Instintivamente, el observador baja la cabeza mientras pasa ante la cámara de seguridad del pasillo que conduce a los lavabos. Examina los demás retretes, entra en uno situado junto a la puerta y toma asiento mientras presta atención a los sonidos que lo envuelven, unos lejanos, otros más próximos. Golpes y siseos de las puertas de acero al cerrarse, chirrido de pies en escaleras de metal, voces carentes de tono medio por culpa de altos techos y amplios pasillos. Respiraciones que van y vienen, a cientos, en docenas y docenas de habitaciones, y, por debajo de eso, el propio hálito del edificio mientras atraviesa kilómetros y kilómetros de conductos cada vez más pequeños.

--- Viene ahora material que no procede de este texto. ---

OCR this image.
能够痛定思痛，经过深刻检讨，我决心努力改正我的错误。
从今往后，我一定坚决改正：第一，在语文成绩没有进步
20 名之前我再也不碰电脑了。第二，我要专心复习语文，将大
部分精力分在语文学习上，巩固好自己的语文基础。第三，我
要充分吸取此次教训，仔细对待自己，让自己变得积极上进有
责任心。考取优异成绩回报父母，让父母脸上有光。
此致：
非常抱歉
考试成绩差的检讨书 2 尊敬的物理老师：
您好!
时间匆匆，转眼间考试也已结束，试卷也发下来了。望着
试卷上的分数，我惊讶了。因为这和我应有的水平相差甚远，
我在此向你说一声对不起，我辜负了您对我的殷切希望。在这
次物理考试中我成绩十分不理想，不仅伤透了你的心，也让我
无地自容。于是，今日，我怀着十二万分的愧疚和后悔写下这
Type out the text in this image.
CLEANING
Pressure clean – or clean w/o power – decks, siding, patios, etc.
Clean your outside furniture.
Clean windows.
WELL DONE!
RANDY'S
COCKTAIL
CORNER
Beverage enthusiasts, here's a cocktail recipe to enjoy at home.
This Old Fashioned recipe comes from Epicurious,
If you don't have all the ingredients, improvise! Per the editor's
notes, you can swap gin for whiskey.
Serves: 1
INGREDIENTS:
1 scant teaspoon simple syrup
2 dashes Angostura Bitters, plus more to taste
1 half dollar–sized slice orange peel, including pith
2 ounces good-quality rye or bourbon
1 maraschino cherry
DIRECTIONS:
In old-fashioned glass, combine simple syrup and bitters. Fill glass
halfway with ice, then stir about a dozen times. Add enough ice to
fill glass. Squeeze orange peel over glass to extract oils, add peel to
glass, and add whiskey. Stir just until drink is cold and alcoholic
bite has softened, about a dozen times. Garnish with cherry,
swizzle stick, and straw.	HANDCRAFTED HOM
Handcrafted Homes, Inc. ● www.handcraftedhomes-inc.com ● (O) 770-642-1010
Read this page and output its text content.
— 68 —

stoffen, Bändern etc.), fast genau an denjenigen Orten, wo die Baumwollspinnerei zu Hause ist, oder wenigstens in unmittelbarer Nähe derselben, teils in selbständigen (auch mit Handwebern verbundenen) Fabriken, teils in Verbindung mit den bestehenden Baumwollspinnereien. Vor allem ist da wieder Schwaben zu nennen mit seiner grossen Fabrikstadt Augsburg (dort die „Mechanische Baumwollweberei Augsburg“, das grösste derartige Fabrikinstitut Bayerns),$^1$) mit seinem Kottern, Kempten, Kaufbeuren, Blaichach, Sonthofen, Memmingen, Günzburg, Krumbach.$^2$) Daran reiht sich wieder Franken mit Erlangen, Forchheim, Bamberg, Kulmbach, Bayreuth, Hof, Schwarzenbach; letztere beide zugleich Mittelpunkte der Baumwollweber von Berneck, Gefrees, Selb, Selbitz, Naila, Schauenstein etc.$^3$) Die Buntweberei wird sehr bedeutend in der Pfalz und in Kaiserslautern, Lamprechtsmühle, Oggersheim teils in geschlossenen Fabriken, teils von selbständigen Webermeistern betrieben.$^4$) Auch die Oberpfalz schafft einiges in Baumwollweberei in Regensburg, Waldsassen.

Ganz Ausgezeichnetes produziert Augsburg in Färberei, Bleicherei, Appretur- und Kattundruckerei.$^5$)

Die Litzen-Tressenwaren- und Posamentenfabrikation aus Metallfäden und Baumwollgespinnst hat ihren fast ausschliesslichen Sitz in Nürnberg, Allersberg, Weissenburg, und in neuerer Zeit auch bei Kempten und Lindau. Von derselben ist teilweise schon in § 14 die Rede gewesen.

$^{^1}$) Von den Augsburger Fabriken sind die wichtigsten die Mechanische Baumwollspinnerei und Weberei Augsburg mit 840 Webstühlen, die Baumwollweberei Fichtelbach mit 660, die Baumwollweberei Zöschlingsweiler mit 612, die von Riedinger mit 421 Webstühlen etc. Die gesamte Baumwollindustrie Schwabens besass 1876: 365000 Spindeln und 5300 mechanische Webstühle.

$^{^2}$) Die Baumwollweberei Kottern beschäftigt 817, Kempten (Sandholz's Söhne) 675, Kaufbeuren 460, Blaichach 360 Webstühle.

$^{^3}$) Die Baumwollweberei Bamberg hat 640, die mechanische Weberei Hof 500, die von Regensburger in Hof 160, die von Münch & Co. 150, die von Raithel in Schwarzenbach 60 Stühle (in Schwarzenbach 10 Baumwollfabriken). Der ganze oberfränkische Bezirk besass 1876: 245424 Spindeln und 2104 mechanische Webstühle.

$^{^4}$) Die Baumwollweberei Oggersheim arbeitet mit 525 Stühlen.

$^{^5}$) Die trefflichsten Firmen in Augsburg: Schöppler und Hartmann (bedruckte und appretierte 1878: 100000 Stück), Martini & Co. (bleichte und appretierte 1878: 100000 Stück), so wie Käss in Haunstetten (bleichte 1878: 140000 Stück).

Baja la vista hacia esa mano que tiembla sobre su muslo desnudo. Ahora tiene que mear constantemente. Las pastillas le causan estreñimiento, por mucho que se trague como cinco litros de aceite mineral a la semana; se pasa horas en el retrete, tratando de evacuar, pero lo único que expulsa es orina… Una orina inacabable.

Hacia el final, cuando aún vivía en casa, su padre, que le sacaba muchísimos años (ya tenía más de cincuenta cuando él nació), solía pasar las tardes deambulando por el patio delantero y observando lo que quedaba de la acera, los restos de pintura en los flancos de la casa, los nidos de pájaros abandonados y los troncos de los árboles. Christian siempre había creído que el viejo se dedicaba a pensar. En cómo había transcurrido su vida, tal vez, o en el sentido de todas las cosas. Pero, lentamente, acabó llegando a la conclusión de que el viejo no pensaba en nada, sino que buscaba, con pinta de no saber muy bien dónde, con una persistencia esperanzada digna de mejor causa, algo que nunca había tenido.

Volviendo calle arriba, Christian detecta actividad en la entrada del edificio Brell. Tres vehículos policiales y un camión de bomberos flanquean una ambulancia con las puertas de carga abiertas. Mientras observa la escena, los enfermeros empujan una camilla con ruedas a través de la masa de mirones, que se apartan para hacer sitio. Uno de los camilleros es hispano y tiene las piernas muy cortas, carece de caderas y luce un torso contundente, rotundo, como si todo su volumen, a lo largo de los años, se hubiera desplazado hacia arriba por culpa de un cinturón demasiado apretado. El otro, un negro mayor, con patillas frondosas y una avanzada calvicie, sostiene en alto una bolsa de líquido intravenoso. Ambos se inclinan para plegar las patas de la camilla mientras el observador se acerca un poco más.

En la camilla, sanguinolento, remendado y blanco como la cera, pero aún con vida, yace el hombre al que ha estado vigilando.